Anniversary
Today marks my one year anniversary to a wonderful human being. He is my absolute favorite person, and today I want to dedicate this blog post to him. I have been in a few relationships. And after the last serious relationship ended I bounced around a lot because I was in pain and because I was hoping to find partners that would be what I needed. However those little blips taught me so much about the things I didn’t want when it came to relationships. It also taught me a lot about my own self worth. How I viewed myself was really reflected in a lot of these relationships.

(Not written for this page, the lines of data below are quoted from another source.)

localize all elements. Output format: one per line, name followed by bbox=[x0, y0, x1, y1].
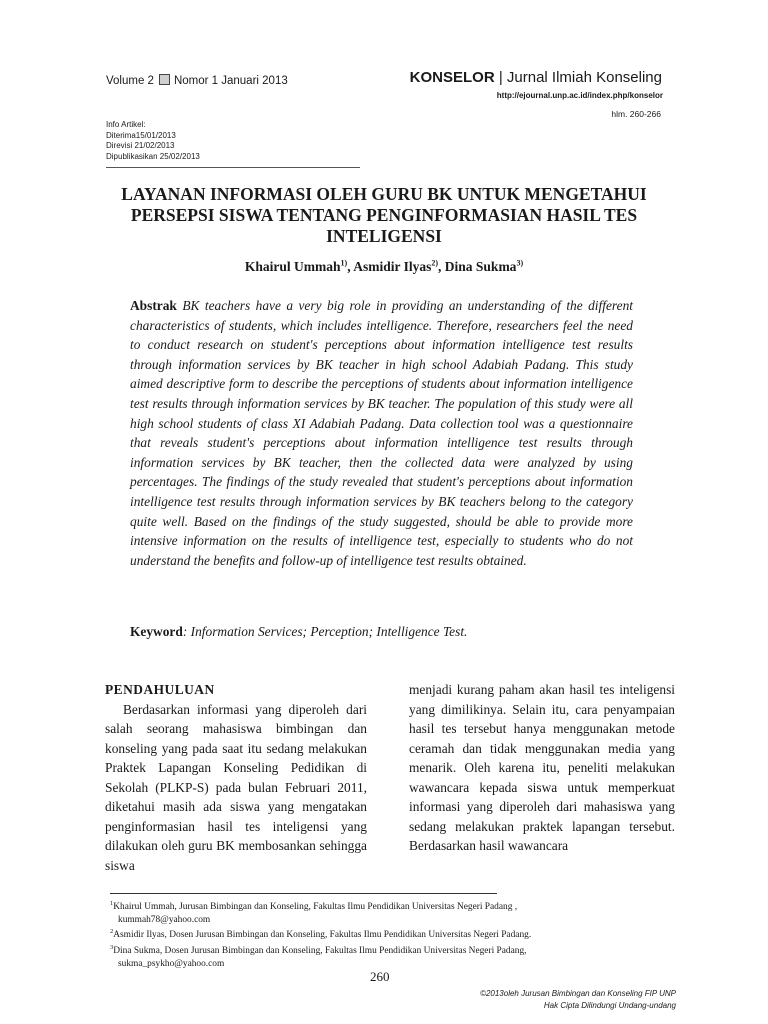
journal-separator: | bbox=[494, 69, 507, 86]
article-info-label: Info Artikel: bbox=[106, 120, 146, 129]
footnote: $^2$Asmidir Ilyas, Dosen Jurusan Bimbingan dan Konseling, Fakultas Ilmu Pendidikan Universitas Negeri Padang. bbox=[110, 928, 532, 941]
keyword-text: : Information Services; Perception; Intelligence Test. bbox=[182, 624, 468, 639]
journal-url[interactable]: http://ejournal.unp.ac.id/index.php/konselor bbox=[496, 91, 663, 100]
abstract bbox=[130, 296, 633, 570]
author: Khairul Ummah$^{1)}$, bbox=[244, 258, 354, 274]
abstract-label: Abstrak bbox=[130, 298, 177, 313]
keywords bbox=[130, 624, 467, 640]
footnotes bbox=[110, 898, 670, 970]
author-list bbox=[100, 258, 668, 275]
received-date: Diterima15/01/2013 bbox=[106, 130, 176, 140]
section-heading: PENDAHULUAN bbox=[105, 682, 215, 697]
issue-label: Nomor 1 Januari 2013 bbox=[173, 75, 288, 87]
footnote: $^1$Khairul Ummah, Jurusan Bimbingan dan Konseling, Fakultas Ilmu Pendidikan Universitas Negeri Padang , bbox=[110, 900, 518, 913]
revised-date: Direvisi 21/02/2013 bbox=[106, 141, 175, 150]
copyright-line: Hak Cipta Dilindungi Undang-undang bbox=[543, 1001, 676, 1010]
copyright-notice bbox=[480, 988, 676, 1012]
volume-label: Volume 2 bbox=[106, 75, 154, 87]
footnote-divider bbox=[110, 893, 497, 894]
divider bbox=[106, 167, 360, 168]
author: Asmidir Ilyas$^{2)}$, bbox=[353, 258, 445, 274]
author: Dina Sukma$^{3)}$ bbox=[444, 258, 524, 274]
footnote-email[interactable]: sukma_psykho@yahoo.com bbox=[118, 958, 225, 969]
square-bullet-icon bbox=[159, 74, 170, 85]
body-column-left bbox=[105, 680, 367, 875]
journal-title: KONSELOR bbox=[409, 69, 495, 86]
published-date: Dipublikasikan 25/02/2013 bbox=[106, 151, 200, 161]
footnote: $^3$Dina Sukma, Dosen Jurusan Bimbingan dan Konseling, Fakultas Ilmu Pendidikan Universitas Negeri Padang, bbox=[110, 944, 527, 957]
body-paragraph: menjadi kurang paham akan hasil tes inteligensi yang dimilikinya. Selain itu, cara penyampaian hasil tes tersebut hanya menggunakan metode ceramah dan tidak menggunakan media yang menarik. Oleh karena itu, peneliti melakukan wawancara kepada siswa untuk memperkuat informasi yang diperoleh dari mahasiswa yang sedang melakukan praktek lapangan tersebut. Berdasarkan hasil wawancara bbox=[409, 682, 675, 853]
page-range: hlm. 260-266 bbox=[611, 109, 661, 119]
issue-info bbox=[106, 74, 288, 87]
copyright-line: ©2013oleh Jurusan Bimbingan dan Konseling FIP UNP bbox=[480, 989, 676, 998]
body-column-right bbox=[409, 680, 675, 856]
page-number: 260 bbox=[370, 969, 390, 984]
article-title: LAYANAN INFORMASI OLEH GURU BK UNTUK MENGETAHUI PERSEPSI SISWA TENTANG PENGINFORMASIAN HASIL TES INTELIGENSI bbox=[121, 184, 647, 246]
body-paragraph: Berdasarkan informasi yang diperoleh dari salah seorang mahasiswa bimbingan dan konseling yang pada saat itu sedang melakukan Praktek Lapangan Konseling Pedidikan di Sekolah (PLKP-S) pada bulan Februari 2011, diketahui masih ada siswa yang mengatakan penginformasian hasil tes inteligensi yang dilakukan oleh guru BK membosankan sehingga siswa bbox=[105, 701, 367, 873]
keyword-label: Keyword bbox=[130, 624, 183, 639]
journal-name bbox=[410, 69, 662, 86]
journal-subtitle: Jurnal Ilmiah Konseling bbox=[506, 69, 662, 86]
article-info bbox=[106, 120, 200, 162]
abstract-text: BK teachers have a very big role in providing an understanding of the different characteristics of students, which includes intelligence. Therefore, researchers feel the need to conduct research on student's perceptions about information intelligence test results through information services by BK teacher in high school Adabiah Padang. This study aimed descriptive form to describe the perceptions of students about information intelligence test results through information services by BK teacher. The population of this study were all high school students of class XI Adabiah Padang. Data collection tool was a questionnaire that reveals student's perceptions about information intelligence test results through information services by BK teacher, then the collected data were analyzed by using percentages. The findings of the study revealed that student's perceptions about information intelligence test results through information services by BK teachers belong to the category quite well. Based on the findings of the study suggested, should be able to provide more intensive information on the results of intelligence test, especially to students who do not understand the benefits and follow-up of intelligence test results obtained. bbox=[130, 298, 633, 568]
footnote-email[interactable]: kummah78@yahoo.com bbox=[118, 914, 211, 925]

I would quickly bounce from one thing to the next, which took me a long time to do. Normally I would stay and allow behaviors to happen and not stick to my boundaries. It would drive me crazy yet I would stay because of the low self worth. Then I slowly started to gain more and more confidence. Defining what I love and what I don’t. That’s when I met my current partner. I knew the first time I saw him our paths would cross but I didn’t know what that meant.
As we became friends and got to know each other it started to blossom into something more. It was fun and exciting and just worked. I hadn’t felt butterflies like that in a long time, every other time I got with someone I forced the feelings. I forced myself to think I loved them. It was a matter of denial for me, and I wouldn’t accept things. I hated dating, always have. I don’t like the honeymoon phase either. Well when I was younger sure, but once you pop that little pink bubble thats where the real love comes in. It’s full and real and raw, and it requires work. That to me is what it’s all about, showing my dedication day in and day out. Committed to loving that person knowing full well who they are. And that’s where I am with Nick. The bubble has been popped a while ago and now its raw and real. And it terrifies me everyday. I feel so grateful for this relationship because he puts me outside of my comfort zone everyday because of the love I have for him. And if you are living in comfort are you really living? Or are you just on autopilot?
Nick is a wonderful person. He listens fully, loves deeply,and is so kind and supportive. I haven’t loved like this since my last relationship and everyday it grows more and more intense. I pray everyday that I get to spend the rest of my days with him. Through anything I know that we can overcome it together and I am so excited to see what our future holds. When you found someone that just understands and accepts you for you that is like striking gold. He knows I am sensitive and emotional, he knows I am weird and stubborn. He see’s me for me and loves it. Today is one of many anniversaries I hope to spend with him. To my forever valentine, you mean the world to me. My salamander rainforest golden glow.
If you have someone in your life go out of your way to show them what they mean to you. Not just on day’s that mark something, but everyday. Do little things like leave them notes, surprise them with baked goods, or write them something. Whatever you do for them to make them feel special do it, because you never know how much time you have left to laugh and love with them. You don’t know and that is why every moment is precious. So cherish your loved ones, and love above anything.
Today I was at an 8. It was an amazing day.